# They are starting to talk



## ktowncamo (Aug 27, 2008)

Heard my first bugle of the season tonight out near Currant Creek. My buddy had a nice 6x6 bugling at him in Big Cottonwood last Tuesday and a friend who was hunting near Park City heard them bugle for the first time on Friday morning and he's been hunting every day.

I've not yet heard anything bugle in the Uintas where I'm hunting a lot, but hope to get out early on Monday or Tuesday to catch them.

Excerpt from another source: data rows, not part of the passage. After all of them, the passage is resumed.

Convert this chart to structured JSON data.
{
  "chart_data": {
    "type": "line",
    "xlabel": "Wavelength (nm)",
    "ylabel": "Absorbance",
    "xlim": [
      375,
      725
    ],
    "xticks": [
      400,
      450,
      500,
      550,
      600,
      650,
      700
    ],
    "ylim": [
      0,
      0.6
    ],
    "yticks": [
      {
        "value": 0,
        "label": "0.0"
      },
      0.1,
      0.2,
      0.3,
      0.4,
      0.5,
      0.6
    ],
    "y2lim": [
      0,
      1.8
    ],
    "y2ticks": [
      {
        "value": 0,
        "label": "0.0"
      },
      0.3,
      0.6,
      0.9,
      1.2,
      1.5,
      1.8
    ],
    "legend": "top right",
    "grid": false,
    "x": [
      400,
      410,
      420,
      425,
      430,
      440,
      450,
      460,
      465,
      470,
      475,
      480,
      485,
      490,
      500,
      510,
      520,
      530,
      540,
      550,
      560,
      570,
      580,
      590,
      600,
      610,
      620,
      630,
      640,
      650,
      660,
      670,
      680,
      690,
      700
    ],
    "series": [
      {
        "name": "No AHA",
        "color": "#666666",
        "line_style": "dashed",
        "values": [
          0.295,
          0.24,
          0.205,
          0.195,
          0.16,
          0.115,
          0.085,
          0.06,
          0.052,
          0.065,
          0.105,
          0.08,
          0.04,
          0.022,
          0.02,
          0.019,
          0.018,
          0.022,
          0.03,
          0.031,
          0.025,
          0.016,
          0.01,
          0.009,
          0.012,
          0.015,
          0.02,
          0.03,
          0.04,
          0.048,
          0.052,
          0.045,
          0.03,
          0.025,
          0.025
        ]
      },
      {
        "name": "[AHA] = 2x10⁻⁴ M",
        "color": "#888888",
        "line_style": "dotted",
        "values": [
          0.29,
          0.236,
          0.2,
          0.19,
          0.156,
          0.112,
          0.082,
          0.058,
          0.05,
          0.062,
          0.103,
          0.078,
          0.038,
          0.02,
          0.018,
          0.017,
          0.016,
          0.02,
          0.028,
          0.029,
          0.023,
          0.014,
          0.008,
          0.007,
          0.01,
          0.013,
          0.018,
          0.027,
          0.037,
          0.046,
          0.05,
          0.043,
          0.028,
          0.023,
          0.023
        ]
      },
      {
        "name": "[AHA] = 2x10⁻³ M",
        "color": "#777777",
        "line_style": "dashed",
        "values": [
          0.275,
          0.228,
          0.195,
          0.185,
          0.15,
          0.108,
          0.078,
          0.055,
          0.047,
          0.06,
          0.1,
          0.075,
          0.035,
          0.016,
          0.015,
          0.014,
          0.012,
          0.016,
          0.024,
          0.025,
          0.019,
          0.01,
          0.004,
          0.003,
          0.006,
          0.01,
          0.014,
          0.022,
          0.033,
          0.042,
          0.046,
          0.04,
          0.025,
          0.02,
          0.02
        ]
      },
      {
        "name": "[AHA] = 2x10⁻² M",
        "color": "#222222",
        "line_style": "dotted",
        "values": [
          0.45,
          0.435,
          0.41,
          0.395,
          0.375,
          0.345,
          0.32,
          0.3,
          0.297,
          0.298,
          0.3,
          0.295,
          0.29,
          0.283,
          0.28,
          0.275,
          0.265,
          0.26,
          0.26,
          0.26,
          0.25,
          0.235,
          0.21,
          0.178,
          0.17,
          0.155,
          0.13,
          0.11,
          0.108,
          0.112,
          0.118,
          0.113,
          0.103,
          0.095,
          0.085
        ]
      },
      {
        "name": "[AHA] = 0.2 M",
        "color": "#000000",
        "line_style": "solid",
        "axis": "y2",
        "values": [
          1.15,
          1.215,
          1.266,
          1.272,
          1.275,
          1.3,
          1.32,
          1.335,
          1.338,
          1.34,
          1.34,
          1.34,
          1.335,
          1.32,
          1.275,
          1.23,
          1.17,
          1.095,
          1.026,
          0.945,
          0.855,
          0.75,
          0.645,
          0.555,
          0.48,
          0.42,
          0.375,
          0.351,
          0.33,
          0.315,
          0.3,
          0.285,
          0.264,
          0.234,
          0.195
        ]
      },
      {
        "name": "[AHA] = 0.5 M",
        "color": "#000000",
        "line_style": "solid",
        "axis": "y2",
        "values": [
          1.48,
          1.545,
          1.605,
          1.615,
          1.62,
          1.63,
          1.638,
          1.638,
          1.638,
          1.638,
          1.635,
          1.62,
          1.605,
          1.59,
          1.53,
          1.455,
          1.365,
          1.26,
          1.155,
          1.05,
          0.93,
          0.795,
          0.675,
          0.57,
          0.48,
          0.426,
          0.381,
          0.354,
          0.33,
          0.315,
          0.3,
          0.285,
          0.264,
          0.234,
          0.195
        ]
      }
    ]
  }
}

So where are you hearing the bulls bugle, if they are doing so for you?


----------



## Huge29 (Sep 17, 2007)

We were camped at Mud Creek 6 weeks ago and heard two bugles just after sunset from the southwest.


----------



## fixed blade XC-3 (Sep 11, 2007)

Let's hope it wasn't Proutdoors bugling to you guys. That would be embarrassing for everyone!


----------



## proutdoors (Sep 24, 2007)

fixed blade said:


> Let's hope it wasn't Proutdoors bugling to you guys. That would be embarrassing for everyone!


 *\-\*


----------



## goofy elk (Dec 16, 2007)

Spent Friday and Saturday nights on the Wasatch, only heard 3 talking.
Pretty slow yet.


----------



## xxxxxxBirdDogger (Mar 7, 2008)

We had one going off in the middle of the night just outside of our camp in the Book Cliffs last week. That was pretty cool!


----------



## bow hunter (Sep 11, 2007)

in some areas they are really going, we cow called a 6 point in on friday night but he never made a sound but just down the canyon the bigger 6 was screaming like mad.


----------



## coydogg (Oct 6, 2007)

I went up today with a couple of friends. I didnt get my archery elk tag this year but went up armed with a elk call. Once we got up a ways I did a bugle and got a response. Went back and forth 2 or 3 times. Pretty sweet. I think it is cool just going up there and talking to them. Total I heard 4 different bulls talking. This was up by Soapstone.


----------



## fixed blade XC-3 (Sep 11, 2007)

coydogg said:


> I went up today with a couple of friends. *I didnt get my archery elk tag this year but went up armed with a elk call*. Once we got up a ways I did a bugle and got a response. Went back and forth 2 or 3 times. Pretty sweet. I think it is cool just going up there and talking to them. Total I heard 4 different bulls talking. This was up by Soapstone.


Oh boy, do you realize what you've done??? :lol:


----------



## coydogg (Oct 6, 2007)

Uh oh. What did I do? Is it a crime to call for a friend that has his tag?


----------



## ktowncamo (Aug 27, 2008)

coy - I think he was JOKING at the fact that on the forum a lot of guys like to give other guys a hard time for going out and calling just for the sake of it. From your post it sounded like you weren't hunting with a buddy but out solo.

That is good news since one of my spots is in the Uintas (err, up the street  ) and I haven't heard any bulls yet up there. Perhaps Tuesday morning will be noisy. Once can hope.


----------



## 73driver (Sep 1, 2009)

Heading for the south slope of Unitas next week. Has anyone heard any talking out that way yet?


----------



## jahan (Sep 7, 2007)

Wednesday the bulls where talking like crazy, over the weekend it slowed, but they were still going pretty strong where I was.


----------